Afastada responsabilidade de concessionária por acidente fatal na Rodovia Ayrton Senna

A Terceira Turma do Superior Tribunal de Justiça (STJ) manteve acórdão do Tribunal de Justiça de São Paulo (TJSP) que afastou a responsabilidade da concessionária por um acidente fatal ocorrido na Rodovia Ayrton Senna, em São Paulo, próximo à cidade de Itaquaquecetuba. O acidente deixou duas vítimas.

No recurso especial, os pais das vítimas alegavam que a instalação de barreiras entre as pistas poderia ter evitado a tragédia, mas o colegiado seguiu o entendimento do tribunal paulista no sentido de que a causa do acidente não foi a falta de segurança na rodovia administrada pela concessionária, mas a imprudência do condutor de um dos veículos envolvidos.

“Como se viu, a Rodovia Ayrton Senna estava dentro das normas de segurança exigíveis, e o acidente se deu por fatos que não tinham relação com alguma deficiência ou falta de segurança que se pudesse atribuir à concessionária”, apontou o relator do recurso, ministro Marco Aurélio Bellizze.

De acordo com os autos, em fevereiro de 2003, o carro das vítimas foi atingido por outro automóvel que trafegava no sentido contrário e que, após o estouro de um dos pneus, ficou descontrolado e atravessou o canteiro central.

Normas de segurança

Em primeira instância, o magistrado condenou a concessionária ao pagamento de danos materiais, além de danos morais correspondentes a 200 salários mínimos para cada um dos autores da ação.

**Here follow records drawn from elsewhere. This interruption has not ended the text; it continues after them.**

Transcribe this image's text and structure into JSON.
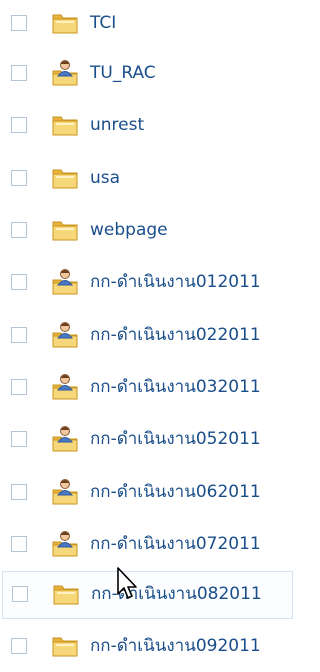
{
  "files": [
    {
      "name": "TCI",
      "icon": "folder-icon",
      "checked": false
    },
    {
      "name": "TU_RAC",
      "icon": "shared-folder-icon",
      "checked": false
    },
    {
      "name": "unrest",
      "icon": "folder-icon",
      "checked": false
    },
    {
      "name": "usa",
      "icon": "folder-icon",
      "checked": false
    },
    {
      "name": "webpage",
      "icon": "folder-icon",
      "checked": false
    },
    {
      "name": "กก-ดำเนินงาน012011",
      "icon": "shared-folder-icon",
      "checked": false
    },
    {
      "name": "กก-ดำเนินงาน022011",
      "icon": "shared-folder-icon",
      "checked": false
    },
    {
      "name": "กก-ดำเนินงาน032011",
      "icon": "shared-folder-icon",
      "checked": false
    },
    {
      "name": "กก-ดำเนินงาน052011",
      "icon": "shared-folder-icon",
      "checked": false
    },
    {
      "name": "กก-ดำเนินงาน062011",
      "icon": "shared-folder-icon",
      "checked": false
    },
    {
      "name": "กก-ดำเนินงาน072011",
      "icon": "shared-folder-icon",
      "checked": false
    },
    {
      "name": "กก-ดำเนินงาน082011",
      "icon": "folder-icon",
      "checked": false
    },
    {
      "name": "กก-ดำเนินงาน092011",
      "icon": "folder-icon",
      "checked": false
    }
  ],
  "hovered_row": 11,
  "cursor_icon": "mouse-pointer-icon",
  "colors": {
    "label": "#1a4e8a",
    "checkbox_border": "#b3c5d8",
    "folder": "#f3c95a",
    "hover_border": "#d6e3ee"
  }
}
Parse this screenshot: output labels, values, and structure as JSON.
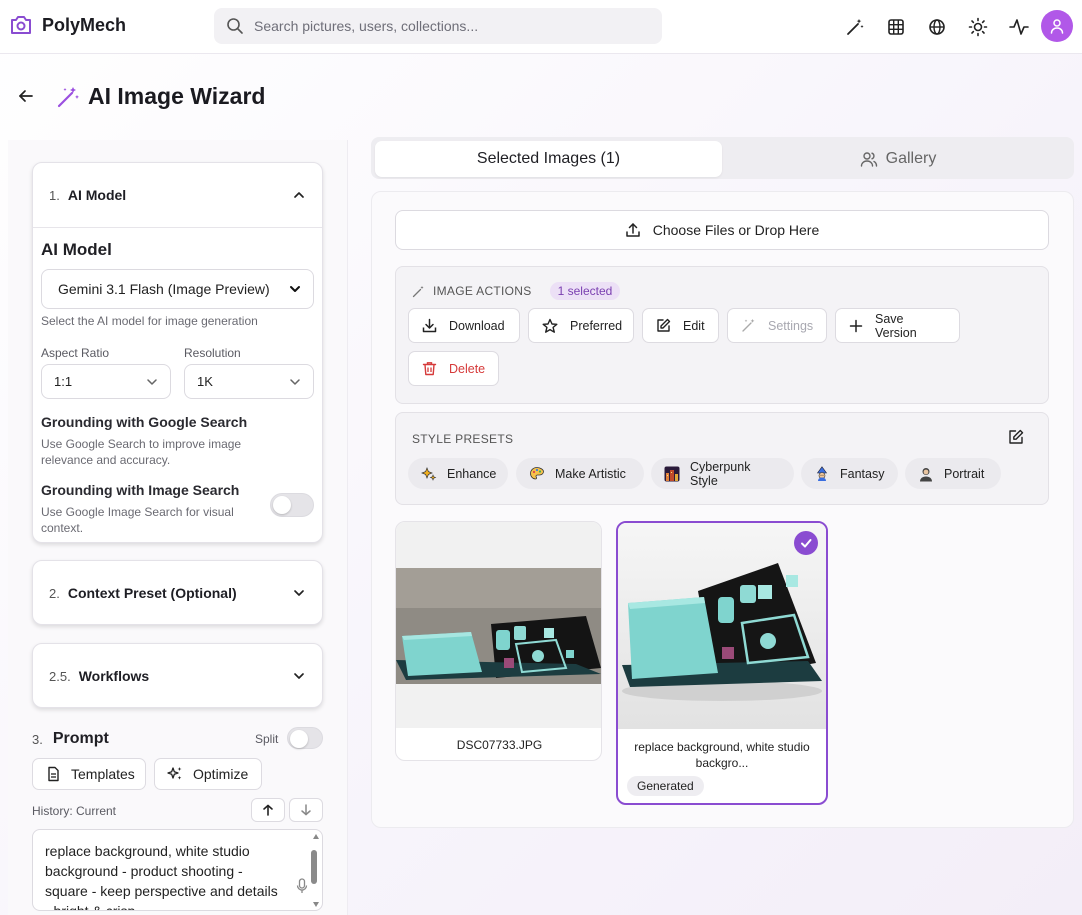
{
  "app": {
    "name": "PolyMech"
  },
  "search": {
    "placeholder": "Search pictures, users, collections..."
  },
  "header_icons": [
    "magic-wand-icon",
    "grid-icon",
    "globe-icon",
    "sun-icon",
    "activity-icon",
    "user-icon"
  ],
  "page": {
    "title": "AI Image Wizard"
  },
  "model_section": {
    "number": "1.",
    "label": "AI Model",
    "field_title": "AI Model",
    "selected_model": "Gemini 3.1 Flash (Image Preview)",
    "hint": "Select the AI model for image generation",
    "aspect_ratio_label": "Aspect Ratio",
    "aspect_ratio_value": "1:1",
    "resolution_label": "Resolution",
    "resolution_value": "1K",
    "google_grounding_label": "Grounding with Google Search",
    "google_grounding_hint": "Use Google Search to improve image relevance and accuracy.",
    "image_grounding_label": "Grounding with Image Search",
    "image_grounding_hint": "Use Google Image Search for visual context."
  },
  "context_section": {
    "number": "2.",
    "label": "Context Preset (Optional)"
  },
  "workflows_section": {
    "number": "2.5.",
    "label": "Workflows"
  },
  "prompt_section": {
    "number": "3.",
    "label": "Prompt",
    "split_label": "Split",
    "templates_label": "Templates",
    "optimize_label": "Optimize",
    "history_label": "History: Current",
    "prompt_text": "replace background, white studio background - product shooting - square - keep perspective and details - bright & crisp"
  },
  "tabs": {
    "selected": "Selected Images (1)",
    "gallery": "Gallery"
  },
  "upload": {
    "label": "Choose Files or Drop Here"
  },
  "image_actions": {
    "title": "IMAGE ACTIONS",
    "badge": "1 selected",
    "download": "Download",
    "preferred": "Preferred",
    "edit": "Edit",
    "settings": "Settings",
    "save_version": "Save Version",
    "delete": "Delete"
  },
  "style_presets": {
    "title": "STYLE PRESETS",
    "items": [
      "Enhance",
      "Make Artistic",
      "Cyberpunk Style",
      "Fantasy",
      "Portrait"
    ]
  },
  "images": [
    {
      "caption": "DSC07733.JPG"
    },
    {
      "caption": "replace background, white studio backgro...",
      "badge": "Generated"
    }
  ],
  "colors": {
    "accent": "#8a4cd1",
    "avatar": "#b158e8",
    "danger": "#d63a3a"
  }
}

Entretanto, o TJSP afastou a responsabilidade da concessionária por entender que o acidente foi causado exclusivamente pelo motorista do carro que atravessou o canteiro. Ainda segundo o tribunal paulista, a Rodovia Ayrton Senna é uma das vias mais seguras e modernas do Brasil e está de acordo com as exigências de segurança da Associação Brasileira de Normas Técnicas e do Departamento Nacional de Estradas de Rodagem.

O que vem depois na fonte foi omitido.